Public investment in higher education as a share of national wealth appears to be declining across developed nations even as participation hits new highs, a new report suggests.

The Organisation for Economic Cooperation and Development’s annual Education at a Glance data set also points to growing private investment in universities, with fees rising in a number of countries.

According to the report, published on 16 September, public spending on tertiary education as a share of gross domestic product fell 8 per cent on average across OECD countries between 2012 and 2018.

The share of funding for higher education institutions that was sourced from public rather than private sources also fell in more countries than it rose over the period.

“With public budgets tightening, many educational systems are turning increasingly towards the private sector for additional investment, particularly at tertiary level,” it adds.

The trend was also apparent from data on tuition fees. Charges for bachelor’s degrees for domestic students rose by more than 20 per cent over the last decade in real terms in about a third of nations with available data, including England, Italy and Spain.

The apparent shift away from public funding in some countries came as the share of 25- to 34-year-olds with a tertiary degree increased rapidly over the past decade; on average across OECD nations 45 per cent of this age group held a degree in 2020, up from 37 per cent in 2010.

It may lead to questions over whether expanding participation is fuelling public pressure for some nations to scale back higher education funding as costs to taxpayers rise.

Andreas Schleicher, the OECD’s director for education and skills, said that similar debates happened on school education 100 years ago, but “today people take it for granted that equipping all youths with strong baseline skills is an essential public and economic good”.

“As long as the public and fiscal returns to tertiary education remain strong…I think there is a strong case for continued public investment,” he said. 

Simon Marginson, professor of higher education at the University of Oxford, said there was no “iron law” that increased participation should lead to lower public investment and such a decision was “politically determined”.

He said that England, where the Westminster government’s rhetoric has moved against higher university participation in recent years, should not be taken as a yardstick for the rest of the world.

“Very many countries exceed UK levels of participation without pushback and some successful economies and societies – such as South Korea, Taiwan, Finland – have 80 per cent plus university participation without blinking,” he said.

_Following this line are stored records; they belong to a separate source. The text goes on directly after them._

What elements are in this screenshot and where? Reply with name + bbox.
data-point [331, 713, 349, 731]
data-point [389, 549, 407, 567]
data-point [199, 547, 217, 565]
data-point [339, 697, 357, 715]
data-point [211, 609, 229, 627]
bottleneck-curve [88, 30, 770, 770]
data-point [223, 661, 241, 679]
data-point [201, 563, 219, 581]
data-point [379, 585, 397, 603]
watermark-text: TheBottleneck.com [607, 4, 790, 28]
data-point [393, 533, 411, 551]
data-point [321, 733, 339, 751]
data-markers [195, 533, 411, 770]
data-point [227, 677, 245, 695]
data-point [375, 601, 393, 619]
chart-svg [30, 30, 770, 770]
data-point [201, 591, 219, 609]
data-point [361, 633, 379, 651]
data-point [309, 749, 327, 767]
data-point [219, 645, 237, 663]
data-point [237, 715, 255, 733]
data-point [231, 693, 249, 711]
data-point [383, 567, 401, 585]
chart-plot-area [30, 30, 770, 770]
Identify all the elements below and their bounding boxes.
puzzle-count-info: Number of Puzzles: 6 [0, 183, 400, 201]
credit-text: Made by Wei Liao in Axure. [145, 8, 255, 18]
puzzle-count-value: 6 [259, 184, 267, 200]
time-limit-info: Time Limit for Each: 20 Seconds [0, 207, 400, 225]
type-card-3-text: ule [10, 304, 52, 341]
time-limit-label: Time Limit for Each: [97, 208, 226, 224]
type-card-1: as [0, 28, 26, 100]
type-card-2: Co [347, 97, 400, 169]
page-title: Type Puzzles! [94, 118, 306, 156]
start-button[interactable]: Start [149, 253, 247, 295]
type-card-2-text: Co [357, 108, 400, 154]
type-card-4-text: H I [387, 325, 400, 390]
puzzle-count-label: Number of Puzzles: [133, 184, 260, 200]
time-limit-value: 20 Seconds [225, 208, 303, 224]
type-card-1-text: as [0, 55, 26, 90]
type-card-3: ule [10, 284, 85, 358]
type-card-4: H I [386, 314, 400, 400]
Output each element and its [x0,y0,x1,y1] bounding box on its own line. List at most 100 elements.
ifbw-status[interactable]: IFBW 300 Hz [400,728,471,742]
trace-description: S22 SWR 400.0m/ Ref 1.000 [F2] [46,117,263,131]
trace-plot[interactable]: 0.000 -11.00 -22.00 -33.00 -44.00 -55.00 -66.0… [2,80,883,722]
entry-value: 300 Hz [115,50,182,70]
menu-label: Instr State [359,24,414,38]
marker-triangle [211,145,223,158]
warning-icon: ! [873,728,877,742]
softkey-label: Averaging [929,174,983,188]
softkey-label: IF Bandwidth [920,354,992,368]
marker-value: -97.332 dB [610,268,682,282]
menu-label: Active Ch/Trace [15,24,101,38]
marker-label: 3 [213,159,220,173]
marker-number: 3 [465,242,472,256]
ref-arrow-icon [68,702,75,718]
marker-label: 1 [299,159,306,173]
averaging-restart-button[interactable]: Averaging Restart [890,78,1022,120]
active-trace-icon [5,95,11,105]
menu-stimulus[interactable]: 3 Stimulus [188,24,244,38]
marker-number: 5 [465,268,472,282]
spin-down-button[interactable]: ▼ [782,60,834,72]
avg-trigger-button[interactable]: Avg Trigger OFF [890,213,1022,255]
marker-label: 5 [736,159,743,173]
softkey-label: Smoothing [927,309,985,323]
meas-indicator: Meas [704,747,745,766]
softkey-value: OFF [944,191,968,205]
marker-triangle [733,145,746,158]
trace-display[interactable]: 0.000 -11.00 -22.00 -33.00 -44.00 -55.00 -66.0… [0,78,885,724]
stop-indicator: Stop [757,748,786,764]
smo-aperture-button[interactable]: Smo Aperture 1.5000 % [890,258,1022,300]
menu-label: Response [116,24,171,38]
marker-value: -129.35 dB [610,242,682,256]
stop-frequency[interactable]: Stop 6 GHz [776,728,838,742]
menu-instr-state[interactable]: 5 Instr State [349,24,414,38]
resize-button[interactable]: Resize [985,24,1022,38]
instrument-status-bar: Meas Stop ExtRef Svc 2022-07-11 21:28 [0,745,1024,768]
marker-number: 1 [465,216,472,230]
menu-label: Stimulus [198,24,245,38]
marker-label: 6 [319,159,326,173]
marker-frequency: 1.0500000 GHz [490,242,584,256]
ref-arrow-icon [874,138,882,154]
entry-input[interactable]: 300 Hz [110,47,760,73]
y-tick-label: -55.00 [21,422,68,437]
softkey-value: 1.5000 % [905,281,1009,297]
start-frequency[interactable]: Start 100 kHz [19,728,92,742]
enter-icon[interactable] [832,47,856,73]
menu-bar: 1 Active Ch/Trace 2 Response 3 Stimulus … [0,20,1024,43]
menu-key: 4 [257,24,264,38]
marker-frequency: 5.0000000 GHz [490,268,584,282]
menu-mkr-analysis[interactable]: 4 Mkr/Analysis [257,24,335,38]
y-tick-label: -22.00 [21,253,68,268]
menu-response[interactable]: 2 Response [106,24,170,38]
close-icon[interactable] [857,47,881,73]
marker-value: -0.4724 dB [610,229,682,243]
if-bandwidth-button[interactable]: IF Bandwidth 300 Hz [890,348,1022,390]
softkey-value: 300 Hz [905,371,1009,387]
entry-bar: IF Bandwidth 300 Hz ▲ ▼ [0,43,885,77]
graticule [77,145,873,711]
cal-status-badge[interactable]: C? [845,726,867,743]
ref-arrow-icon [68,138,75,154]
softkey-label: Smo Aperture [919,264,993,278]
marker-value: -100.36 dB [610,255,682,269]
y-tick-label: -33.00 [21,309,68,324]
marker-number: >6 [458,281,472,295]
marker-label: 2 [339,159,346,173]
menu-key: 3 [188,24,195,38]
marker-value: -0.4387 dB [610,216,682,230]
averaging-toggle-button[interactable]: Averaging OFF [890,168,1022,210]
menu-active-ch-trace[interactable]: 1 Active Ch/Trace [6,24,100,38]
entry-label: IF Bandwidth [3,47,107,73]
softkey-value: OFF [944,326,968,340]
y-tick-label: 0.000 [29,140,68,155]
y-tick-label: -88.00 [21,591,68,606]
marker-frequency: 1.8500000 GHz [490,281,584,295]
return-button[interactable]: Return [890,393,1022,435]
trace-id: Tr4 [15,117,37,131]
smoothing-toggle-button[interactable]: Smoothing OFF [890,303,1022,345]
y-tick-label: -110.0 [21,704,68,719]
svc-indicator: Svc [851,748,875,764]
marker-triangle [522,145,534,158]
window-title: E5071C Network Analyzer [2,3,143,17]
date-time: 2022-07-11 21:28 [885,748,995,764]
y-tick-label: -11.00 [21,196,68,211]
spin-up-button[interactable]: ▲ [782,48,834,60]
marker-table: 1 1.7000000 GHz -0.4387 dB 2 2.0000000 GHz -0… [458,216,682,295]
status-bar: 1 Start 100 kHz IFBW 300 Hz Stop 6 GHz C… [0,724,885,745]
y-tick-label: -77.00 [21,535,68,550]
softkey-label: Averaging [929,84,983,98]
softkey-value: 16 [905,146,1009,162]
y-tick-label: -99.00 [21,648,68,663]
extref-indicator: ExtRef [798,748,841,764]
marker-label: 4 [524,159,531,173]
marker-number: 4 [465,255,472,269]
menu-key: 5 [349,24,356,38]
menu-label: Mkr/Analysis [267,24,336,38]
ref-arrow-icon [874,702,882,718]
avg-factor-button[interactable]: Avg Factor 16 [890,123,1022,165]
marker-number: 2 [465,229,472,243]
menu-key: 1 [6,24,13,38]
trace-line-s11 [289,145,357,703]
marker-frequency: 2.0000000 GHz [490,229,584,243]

Opponents of university funding may also seize on the latest OECD data on graduate wage premiums showing that the earnings advantage of tertiary-educated younger adults fell by 6 percentage points between 2013 and 2019.

The report says one factor could be younger generations facing “more competition in the labour market due to the rapid expansion of tertiary education”.

But Professor Marginson said basing funding decisions on this indicator would ignore important explanations for graduate premiums, including income inequality and non-graduates being poorly paid in some nations.

He said university sectors arguing for more public investment should instead “point out that higher education enriches in many ways every person who engages properly in it, which is why each year an ever-growing number of families and students want to access it, in the UK and across the world”.